Upton near him say, "Sit down here, Jack."
She showed him a chair beside her, in the corner, between her tea-table, the window, and the fire. She, too, was for the moment isolated; she, too, no doubt, had been watching; and now she talked to him, not at all as if she had felt that he were lonely and were making it up to him, but, once more, like the child happily gathering and holding out nosegays to another child.
A controlled excitement was in her, too; and he felt still that slight strain of the lunch-table, as if Imogen's catafalque had marred some too-trustful a.s.surance; but a growing warmth was diffused through it, and, as her eyes turned once or twice on Imogen and Sir Basil, he saw the cause.
The possibility that her daughter might make friends with her suitor, the solvent, soothing possibility that, if realized, would so smooth her path, had come to her. And in their quiet fire-lit corner, shut the closer into their isolation by the talk that made only a confused murmur about them, he felt a new frankness in her, as though the hope of the hour effaced ominous memories and melted her reserves and discretions, making it wholly natural to draw near him in the implied avowal of shared outlooks.

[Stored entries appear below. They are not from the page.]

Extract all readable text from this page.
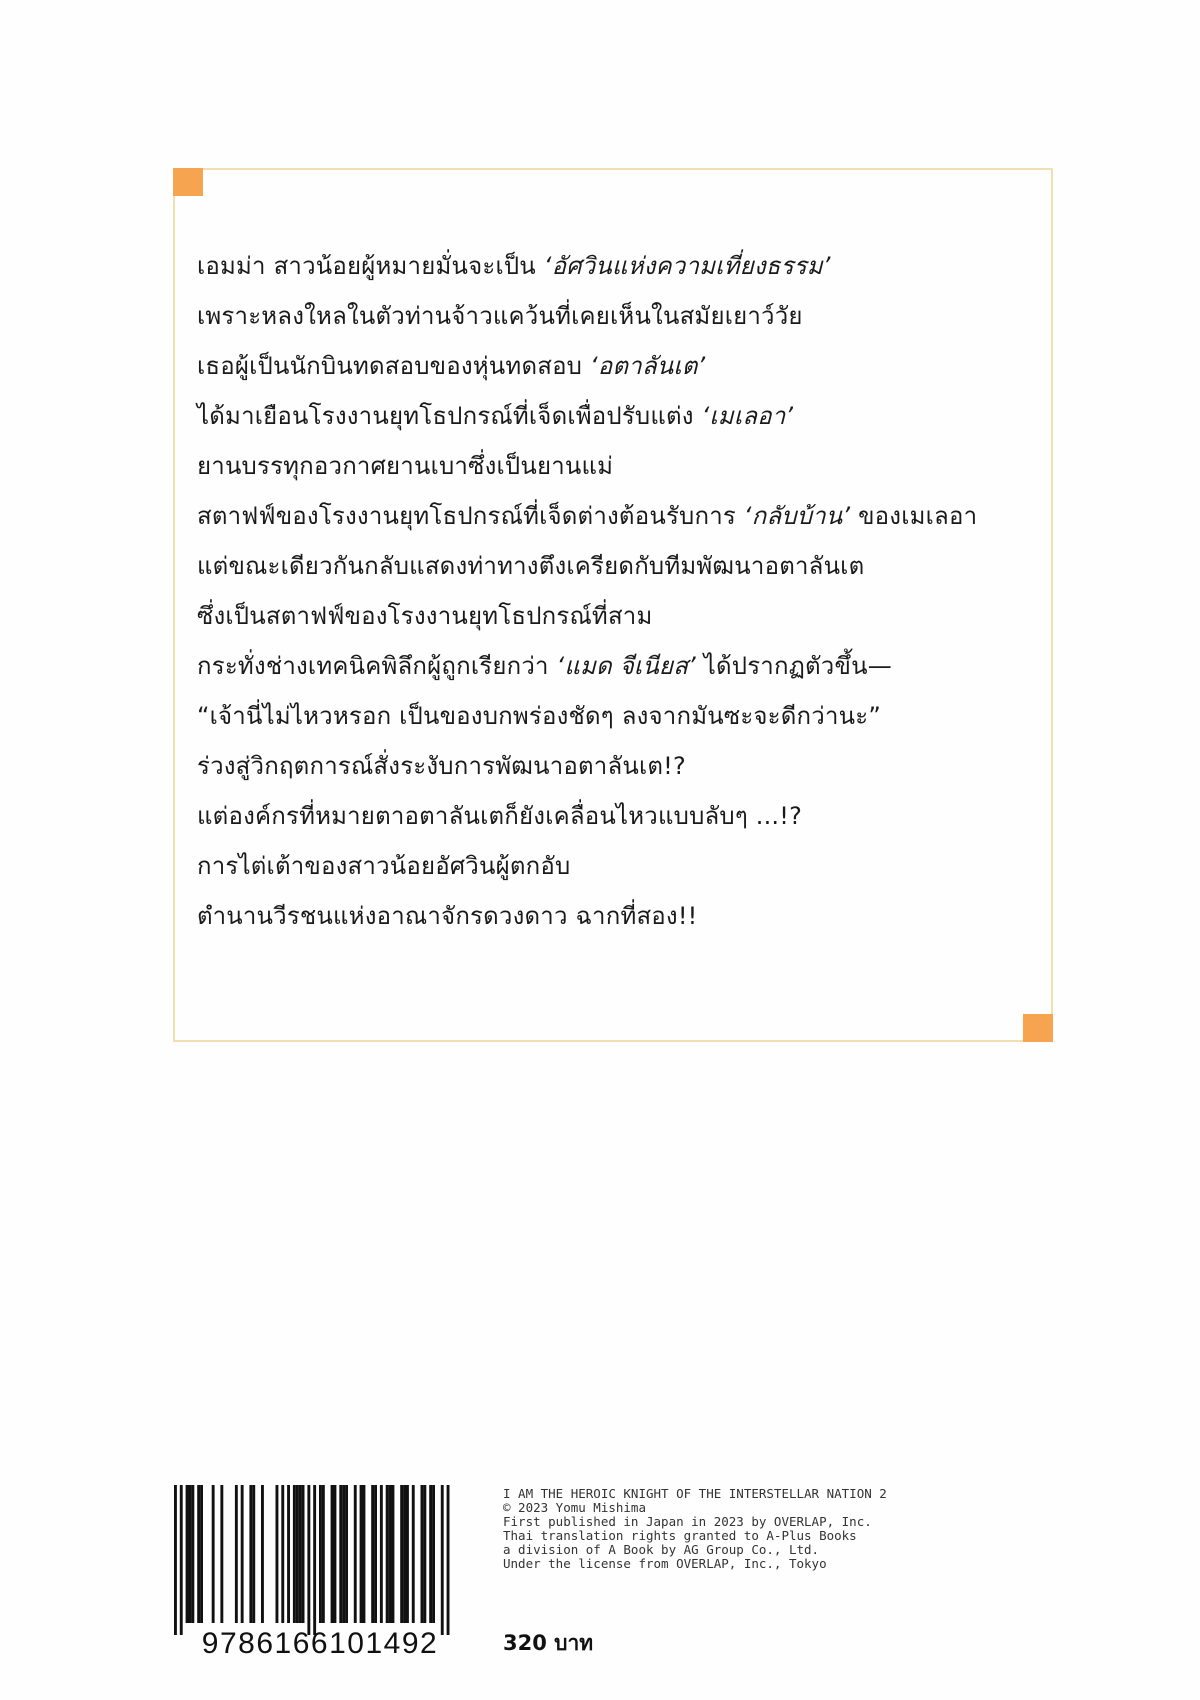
เอมม่า สาวน้อยผู้หมายมั่นจะเป็น ‘อัศวินแห่งความเที่ยงธรรม’
เพราะหลงใหลในตัวท่านจ้าวแคว้นที่เคยเห็นในสมัยเยาว์วัย
เธอผู้เป็นนักบินทดสอบของหุ่นทดสอบ ‘อตาลันเต’
ได้มาเยือนโรงงานยุทโธปกรณ์ที่เจ็ดเพื่อปรับแต่ง ‘เมเลอา’
ยานบรรทุกอวกาศยานเบาซึ่งเป็นยานแม่
สตาฟฟ์ของโรงงานยุทโธปกรณ์ที่เจ็ดต่างต้อนรับการ ‘กลับบ้าน’ ของเมเลอา
แต่ขณะเดียวกันกลับแสดงท่าทางตึงเครียดกับทีมพัฒนาอตาลันเต
ซึ่งเป็นสตาฟฟ์ของโรงงานยุทโธปกรณ์ที่สาม
กระทั่งช่างเทคนิคพิลึกผู้ถูกเรียกว่า ‘แมด จีเนียส’ ได้ปรากฏตัวขึ้น—
“เจ้านี่ไม่ไหวหรอก เป็นของบกพร่องชัดๆ ลงจากมันซะจะดีกว่านะ”
ร่วงสู่วิกฤตการณ์สั่งระงับการพัฒนาอตาลันเต!?
แต่องค์กรที่หมายตาอตาลันเตก็ยังเคลื่อนไหวแบบลับๆ ...!?
การไต่เต้าของสาวน้อยอัศวินผู้ตกอับ
ตำนานวีรชนแห่งอาณาจักรดวงดาว ฉากที่สอง!!
9786166101492	320 บาท
I AM THE HEROIC KNIGHT OF THE INTERSTELLAR NATION 2
© 2023 Yomu Mishima
First published in Japan in 2023 by OVERLAP, Inc.
Thai translation rights granted to A-Plus Books
a division of A Book by AG Group Co., Ltd.
Under the license from OVERLAP, Inc., Tokyo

"I believe that Imogen and Sir Basil are going to get on together," she said; "I believe that she likes him already. I so want them to be friends.
He is such a friend of mine."
"They look friendly," said Jack; "I think I can always tell when Imogen is going to like people." He did not add that, with his new insight about Imogen, he had observed that it was people over whom she had power that Imogen liked. And already he seemed to see that Imogen would have some sort of power over Sir Basil.
"And I can always tell when he is going to like people. He thinks her wonderful," said Valerie. She exchanged her knowledge with him; it was touching, the way in which, blind to deep change in him, she took for granted his greater claim to the interpretation of Imogen. She added: "It is a very propitious beginning, I think."